Apoio militar estrangeiro ineficaz
O ataque que deixou 28 soldados mortos no dia 8 de janeiro faz parte de uma série de incursões violentas no norte do Benin e reflete o agravamento das tensões de segurança no país.
Os terroristas, estimados em mais de 200, invadiram uma das mais fortes e militarizadas áreas da Operação Mirador, com “numerosas armas coletivas, drones de observação e um sistema de Internet para comunicar rapidamente qualquer situação de ataque”, segundo o Chefe do Estado-Maior da Guarda Nacional, Coronel Faïzou Gomina.
De acordo com uma fonte diplomática da AFP, 121 soldados beninenses foram mortos entre 2021 e dezembro de 2024 nesta região do país.
Os movimentos populares do Benin classificaram o ataque como “uma das piores tragédias da sua história”. Em nota, a Frente Patriótica do Benin destacou que o recebimento de equipamentos por forças ocidentais estrangeiras “não é suficiente para vencer o terrorrismo” e que “é preciso mudar a forma de enfrentamento a esses grupos na região”.
Em 27 de novembro, a Embaixada dos EUA doou cerca de US$ 6,6 milhões em equipamentos bélicos ao Benin, de acordo com o embaixador dos EUA, Brian Shukan.
A União Europeia já havia anunciado, em abril do ano passado, a liberação de 47 milhões de euros para apoiar o Benin na luta contra o terrorismo.
Segundo o conjunto dos movimentos, é necessário que o presidente Patrice Talon reconsidere a sua política de cooperação militar com a França, e reestruture as boas relações com os países irmãos, especialmente o Níger.
“O resultado é que a situação de segurança no nosso país não está a melhorar.
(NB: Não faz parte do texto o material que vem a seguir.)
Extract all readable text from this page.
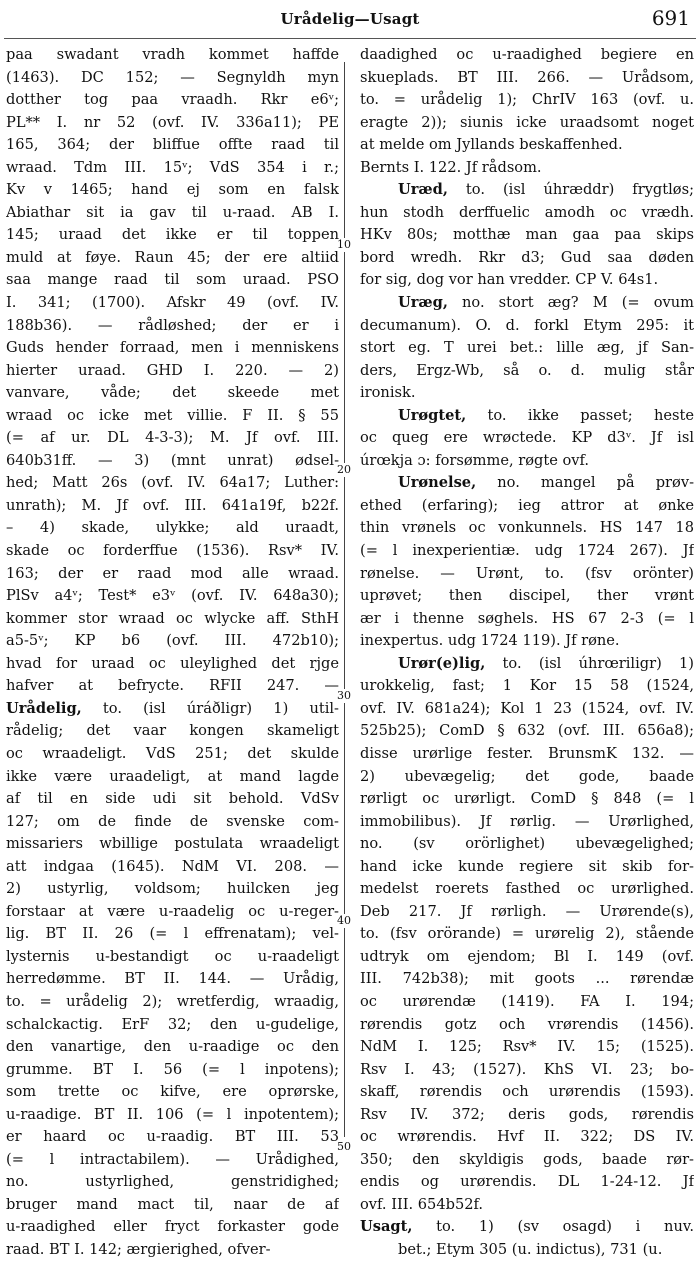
Urådelig—Usagt	691
10
20
30
40
50
paa swadant vradh kommet haffde
(1463). DC 152; — Segnyldh myn
dotther tog paa vraadh. Rkr e6ᵛ;
PL** I. nr 52 (ovf. IV. 336a11); PE
165, 364; der bliffue offte raad til
wraad. Tdm III. 15ᵛ; VdS 354 i r.;
Kv v 1465; hand ej som en falsk
Abiathar sit ia gav til u-raad. AB I.
145; uraad det ikke er til toppen
muld at føye. Raun 45; der ere altiid
saa mange raad til som uraad. PSO
I. 341; (1700). Afskr 49 (ovf. IV.
188b36). — rådløshed; der er i
Guds hender forraad, men i menniskens
hierter uraad. GHD I. 220. — 2)
vanvare, våde; det skeede met
wraad oc icke met villie. F II. § 55
(= af ur. DL 4-3-3); M. Jf ovf. III.
640b31ff. — 3) (mnt unrat) ødsel-
hed; Matt 26s (ovf. IV. 64a17; Luther:
unrath); M. Jf ovf. III. 641a19f, b22f.
– 4) skade, ulykke; ald uraadt,
skade oc forderffue (1536). Rsv* IV.
163; der er raad mod alle wraad.
PlSv a4ᵛ; Test* e3ᵛ (ovf. IV. 648a30);
kommer stor wraad oc wlycke aff. SthH
a5-5ᵛ; KP b6 (ovf. III. 472b10);
hvad for uraad oc uleylighed det rjge
hafver at befrycte. RFII 247. —
Urådelig, to. (isl úráðligr) 1) util-
rådelig; det vaar kongen skameligt
oc wraadeligt. VdS 251; det skulde
ikke være uraadeligt, at mand lagde
af til en side udi sit behold. VdSv
127; om de finde de svenske com-
missariers wbillige postulata wraadeligt
att indgaa (1645). NdM VI. 208. —
2) ustyrlig, voldsom; huilcken jeg
forstaar at være u-raadelig oc u-reger-
lig. BT II. 26 (= l effrenatam); vel-
lysternis u-bestandigt oc u-raadeligt
herredømme. BT II. 144. — Urådig,
to. = urådelig 2); wretferdig, wraadig,
schalckactig. ErF 32; den u-gudelige,
den vanartige, den u-raadige oc den
grumme. BT I. 56 (= l inpotens);
som trette oc kifve, ere oprørske,
u-raadige. BT II. 106 (= l inpotentem);
er haard oc u-raadig. BT III. 53
(= l intractabilem). — Urådighed,
no. ustyrlighed, genstridighed;
bruger mand mact til, naar de af
u-raadighed eller fryct forkaster gode
raad. BT I. 142; ærgierighed, ofver-
daadighed oc u-raadighed begiere en
skueplads. BT III. 266. — Urådsom,
to. = urådelig 1); ChrIV 163 (ovf. u.
eragte 2)); siunis icke uraadsomt noget
at melde om Jyllands beskaffenhed.
Bernts I. 122. Jf rådsom.
Uræd, to. (isl úhræddr) frygtløs;
hun stodh derffuelic amodh oc vrædh.
HKv 80s; motthæ man gaa paa skips
bord wredh. Rkr d3; Gud saa døden
for sig, dog vor han vredder. CP V. 64s1.
Uræg, no. stort æg? M (= ovum
decumanum). O. d. forkl Etym 295: it
stort eg. T urei bet.: lille æg, jf San-
ders, Ergz-Wb, så o. d. mulig står
ironisk.
Urøgtet, to. ikke passet; heste
oc queg ere wrøctede. KP d3ᵛ. Jf isl
úrœkja ɔ: forsømme, røgte ovf.
Urønelse, no. mangel på prøv-
ethed (erfaring); ieg attror at ønke
thin vrønels oc vonkunnels. HS 147 18
(= l inexperientiæ. udg 1724 267). Jf
rønelse. — Urønt, to. (fsv orönter)
uprøvet; then discipel, ther vrønt
ær i thenne søghels. HS 67 2-3 (= l
inexpertus. udg 1724 119). Jf røne.
Urør(e)lig, to. (isl úhrœriligr) 1)
urokkelig, fast; 1 Kor 15 58 (1524,
ovf. IV. 681a24); Kol 1 23 (1524, ovf. IV.
525b25); ComD § 632 (ovf. III. 656a8);
disse urørlige fester. BrunsmK 132. —
2) ubevægelig; det gode, baade
rørligt oc urørligt. ComD § 848 (= l
immobilibus). Jf rørlig. — Urørlighed,
no. (sv orörlighet) ubevægelighed;
hand icke kunde regiere sit skib for-
medelst roerets fasthed oc urørlighed.
Deb 217. Jf rørligh. — Urørende(s),
to. (fsv orörande) = urørelig 2), stående
udtryk om ejendom; Bl I. 149 (ovf.
III. 742b38); mit goots ... rørendæ
oc urørendæ (1419). FA I. 194;
rørendis gotz och vrørendis (1456).
NdM I. 125; Rsv* IV. 15; (1525).
Rsv I. 43; (1527). KhS VI. 23; bo-
skaff, rørendis och urørendis (1593).
Rsv IV. 372; deris gods, rørendis
oc wrørendis. Hvf II. 322; DS IV.
350; den skyldigis gods, baade rør-
endis og urørendis. DL 1-24-12. Jf
ovf. III. 654b52f.
Usagt, to. 1) (sv osagd) i nuv.
bet.; Etym 305 (u. indictus), 731 (u.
Estamos a perder por dois motivos. O terrorismo alastra para o norte do país e os países vizinhos não têm confiança em nós, especialmente o Níger, com o qual temos uma fronteira muito ativa”, destacou o Coordenador Geral da frente, Laurent Metongnon.
Estratégia da França no Benin
Segundo os países da Aliança dos Estados do Sahel (AES), a França vem usando bases fronteiriças no Benin e na Costa do Marfim, seus países aliados na região, para apoiar operações terroristas destinadas a desestabilizar os governos populares que expulsaram as tropas francesas.
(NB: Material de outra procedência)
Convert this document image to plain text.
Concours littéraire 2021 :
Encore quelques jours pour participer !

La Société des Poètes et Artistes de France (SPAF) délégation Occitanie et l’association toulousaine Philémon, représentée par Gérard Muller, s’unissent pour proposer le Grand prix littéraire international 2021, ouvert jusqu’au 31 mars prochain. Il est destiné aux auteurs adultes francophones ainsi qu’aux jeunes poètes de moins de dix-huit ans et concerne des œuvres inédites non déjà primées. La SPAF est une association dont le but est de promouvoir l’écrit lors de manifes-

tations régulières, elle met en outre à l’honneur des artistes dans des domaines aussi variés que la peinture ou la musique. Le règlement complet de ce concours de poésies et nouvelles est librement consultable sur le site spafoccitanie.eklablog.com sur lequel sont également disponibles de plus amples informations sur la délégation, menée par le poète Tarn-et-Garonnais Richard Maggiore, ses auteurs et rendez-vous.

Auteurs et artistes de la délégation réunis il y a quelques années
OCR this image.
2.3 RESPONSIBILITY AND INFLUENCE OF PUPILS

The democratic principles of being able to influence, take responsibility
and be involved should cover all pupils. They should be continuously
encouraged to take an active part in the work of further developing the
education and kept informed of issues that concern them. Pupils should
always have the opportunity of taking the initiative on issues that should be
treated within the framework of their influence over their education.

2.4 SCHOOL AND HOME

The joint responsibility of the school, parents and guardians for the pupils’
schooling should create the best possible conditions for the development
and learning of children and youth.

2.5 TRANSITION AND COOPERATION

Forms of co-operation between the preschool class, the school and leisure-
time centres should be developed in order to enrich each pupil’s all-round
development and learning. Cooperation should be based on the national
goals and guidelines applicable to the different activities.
Atualmente, a estratégia de reorganização dos franceses na região passa por “tornar invisível” os últimos pontos de apoios militares em suas antigas colônias na África do Oeste.
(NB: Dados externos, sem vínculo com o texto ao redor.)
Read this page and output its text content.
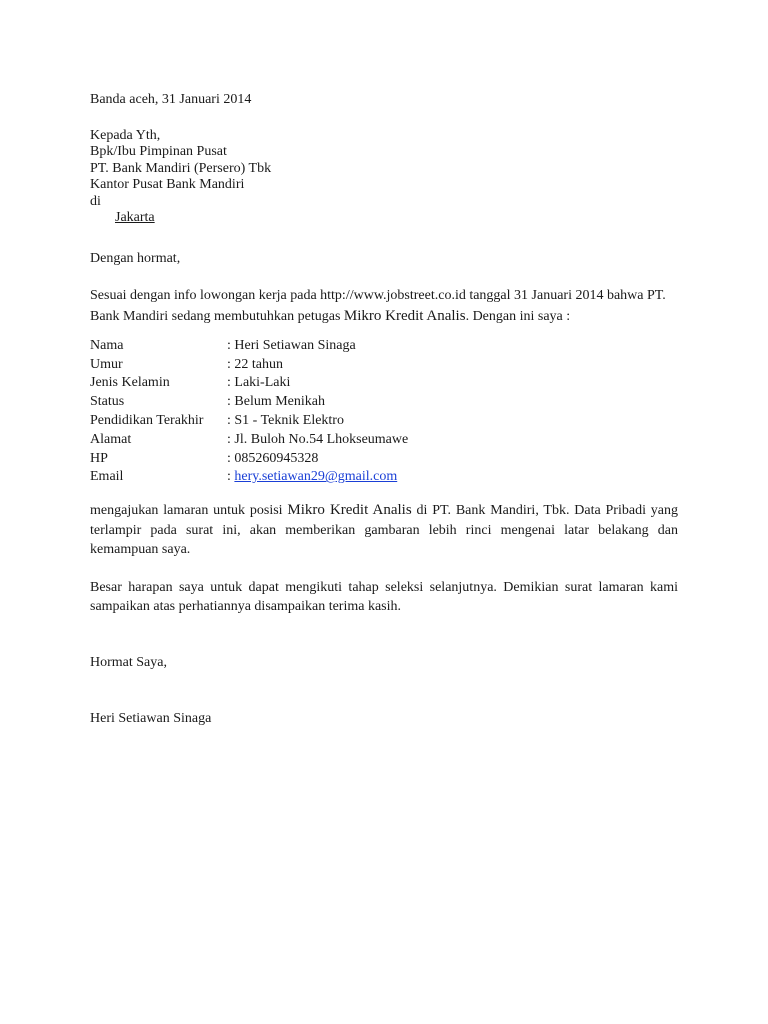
Banda aceh, 31 Januari 2014
Kepada Yth,
Bpk/Ibu Pimpinan Pusat
PT. Bank Mandiri (Persero) Tbk
Kantor Pusat Bank Mandiri
di
Jakarta
Dengan hormat,
Sesuai dengan info lowongan kerja pada http://www.jobstreet.co.id tanggal 31 Januari 2014 bahwa PT. Bank Mandiri sedang membutuhkan petugas Mikro Kredit Analis. Dengan ini saya :
Nama	: Heri Setiawan Sinaga
Umur	: 22 tahun
Jenis Kelamin	: Laki-Laki
Status	: Belum Menikah
Pendidikan Terakhir	: S1 - Teknik Elektro
Alamat	: Jl. Buloh No.54 Lhokseumawe
HP	: 085260945328
Email	: hery.setiawan29@gmail.com
mengajukan lamaran untuk posisi Mikro Kredit Analis di PT. Bank Mandiri, Tbk. Data Pribadi yang terlampir pada surat ini, akan memberikan gambaran lebih rinci mengenai latar belakang dan kemampuan saya.
Besar harapan saya untuk dapat mengikuti tahap seleksi selanjutnya. Demikian surat lamaran kami sampaikan atas perhatiannya disampaikan terima kasih.
Hormat Saya,
Heri Setiawan Sinaga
Em entrevista recente ao People’s Dispatch, o presidente da Organização dos Países da África Ocidental (OPAO), o beninense Philippe Noudjenoume, afirmou que desde fevereiro de 2023 seu país tem servido como campo de testes para esta nova estratégia militar.
“As tropas francesas ainda operam de Kandi tarde da noite, transportando equipamentos e pessoal militar para o aeroporto construído no Parque Nacional W, localizado na intersecção de Benin, Burkina Faso e Níger”. Mas eles são menos numerosos e não mantêm mais uma grande visibilidade em Kandi. Outra base mais discreta foi construída mais para o interior, perto de Ségbanna”, explica Noudjenoume.
A falta de combatividade dos militares franceses contra os grupos terroristas, segundo os movimentos populares do Benin, é o que levanta a necessidade de rever a política de cooperação militar do nosso país com a França.
“Temos de repensar radicalmente a nossa política de segurança e a nossa luta contra o terrorismo. Porque se tornou muito claro que existe um conluio entre a presença de forças militares francesas no Benin e o aumento dos ataques terroristas”, finaliza Laurent Metongnon.